Black Moor – Lethal Waters

J’aime bien Black Moor, groupe métal originaire d’Halifax en Nouvelle-Écosse. L’éthique de travail de la formation m’a toujours semblé irréprochable, multipliant les tournées dans les maritimes et se taillant la réputation enviable du meilleur band galopant avec pô mal d’harmonies de guitares of the East Coast.

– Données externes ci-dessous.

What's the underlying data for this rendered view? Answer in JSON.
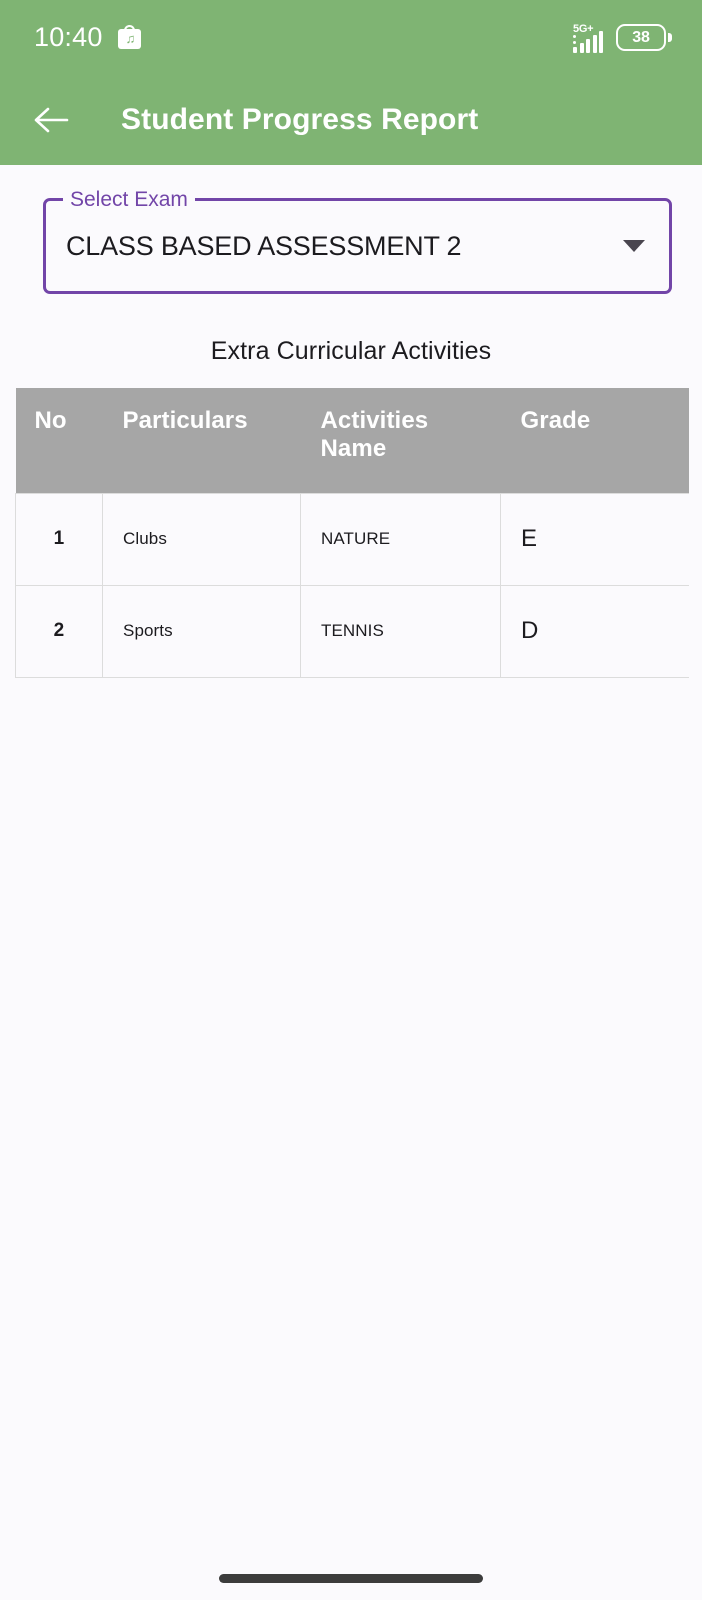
{
  "status_bar": {
    "time": "10:40",
    "notification_icon": "shop-bag-icon",
    "notification_badge": "♫",
    "network_type": "5G+",
    "signal_icon": "signal-bars-icon",
    "battery_level": "38",
    "battery_icon": "battery-icon"
  },
  "app_bar": {
    "back_icon": "arrow-left-icon",
    "title": "Student Progress Report",
    "background_color": "#7FB473"
  },
  "select_exam": {
    "label": "Select Exam",
    "value": "CLASS BASED ASSESSMENT 2",
    "arrow_icon": "chevron-down-icon",
    "accent_color": "#7245A8"
  },
  "section": {
    "title": "Extra Curricular Activities"
  },
  "table": {
    "header_background": "#A6A6A6",
    "columns": [
      "No",
      "Particulars",
      "Activities Name",
      "Grade"
    ],
    "rows": [
      {
        "no": "1",
        "particulars": "Clubs",
        "activity": "NATURE",
        "grade": "E"
      },
      {
        "no": "2",
        "particulars": "Sports",
        "activity": "TENNIS",
        "grade": "D"
      }
    ]
  },
  "navigation": {
    "gesture_pill": "home-gesture-bar"
  }
}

Black Moor a pu joindre aisément deux sous-genres du métal des années 80 : le New Wave of British Heavy Metal (oui, à la Maiden) avec une bonne dose de Trash Metal, préférant Mustaine à Hetfield, sans être inutilement nostalgique.

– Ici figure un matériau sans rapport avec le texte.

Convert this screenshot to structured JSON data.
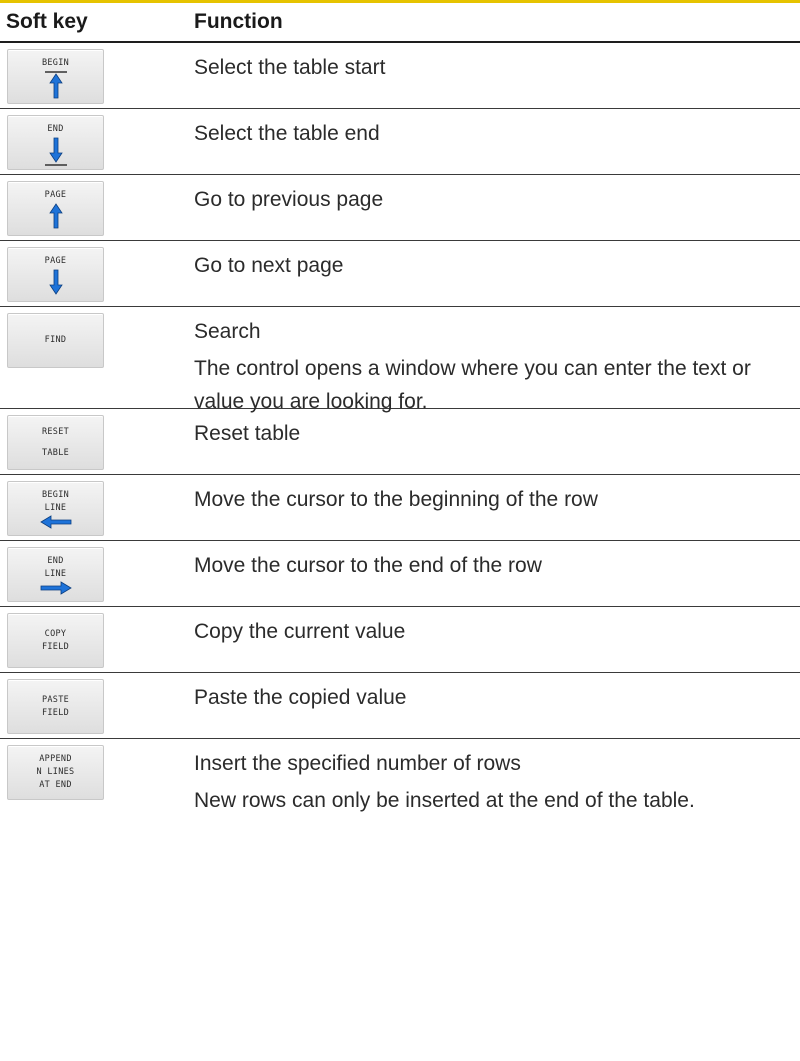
{
  "table": {
    "header": {
      "soft_key": "Soft key",
      "function": "Function"
    },
    "rows": [
      {
        "key_lines": [
          "BEGIN"
        ],
        "icon": "arrow-up-to-bar-icon",
        "function": "Select the table start"
      },
      {
        "key_lines": [
          "END"
        ],
        "icon": "arrow-down-to-bar-icon",
        "function": "Select the table end"
      },
      {
        "key_lines": [
          "PAGE"
        ],
        "icon": "arrow-up-icon",
        "function": "Go to previous page"
      },
      {
        "key_lines": [
          "PAGE"
        ],
        "icon": "arrow-down-icon",
        "function": "Go to next page"
      },
      {
        "key_lines": [
          "FIND"
        ],
        "function": "Search",
        "description": "The control opens a window where you can enter the text or value you are looking for."
      },
      {
        "key_lines": [
          "RESET",
          "TABLE"
        ],
        "function": "Reset table"
      },
      {
        "key_lines": [
          "BEGIN",
          "LINE"
        ],
        "icon": "arrow-left-icon",
        "function": "Move the cursor to the beginning of the row"
      },
      {
        "key_lines": [
          "END",
          "LINE"
        ],
        "icon": "arrow-right-icon",
        "function": "Move the cursor to the end of the row"
      },
      {
        "key_lines": [
          "COPY",
          "FIELD"
        ],
        "function": "Copy the current value"
      },
      {
        "key_lines": [
          "PASTE",
          "FIELD"
        ],
        "function": "Paste the copied value"
      },
      {
        "key_lines": [
          "APPEND",
          "N LINES",
          "AT END"
        ],
        "function": "Insert the specified number of rows",
        "description": "New rows can only be inserted at the end of the table."
      }
    ]
  },
  "colors": {
    "top_rule": "#e6c300",
    "arrow_blue": "#1e73d9",
    "rule": "#3a3a3a"
  }
}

Avec les soins des héros locaux du métal, la maison de disque Diminished Fifth Records, un premier album voit le jour en 2009. The Conquering n’a fait que confirmer tout le talent technique du quatuor, mais a également permis au groupe de prendre sa place en tant que bête mélodique. Nouveau batteur, nouveau guitariste, à l’été 2011, c’est un Black Moor solidifie que j’ai vu en spectacle, signe d’un virage sans compromis, entrepris en vue de l’arrivée de leur deuxième album, Lethal Waters, disponible le 21 août, sur Diminished Fifth.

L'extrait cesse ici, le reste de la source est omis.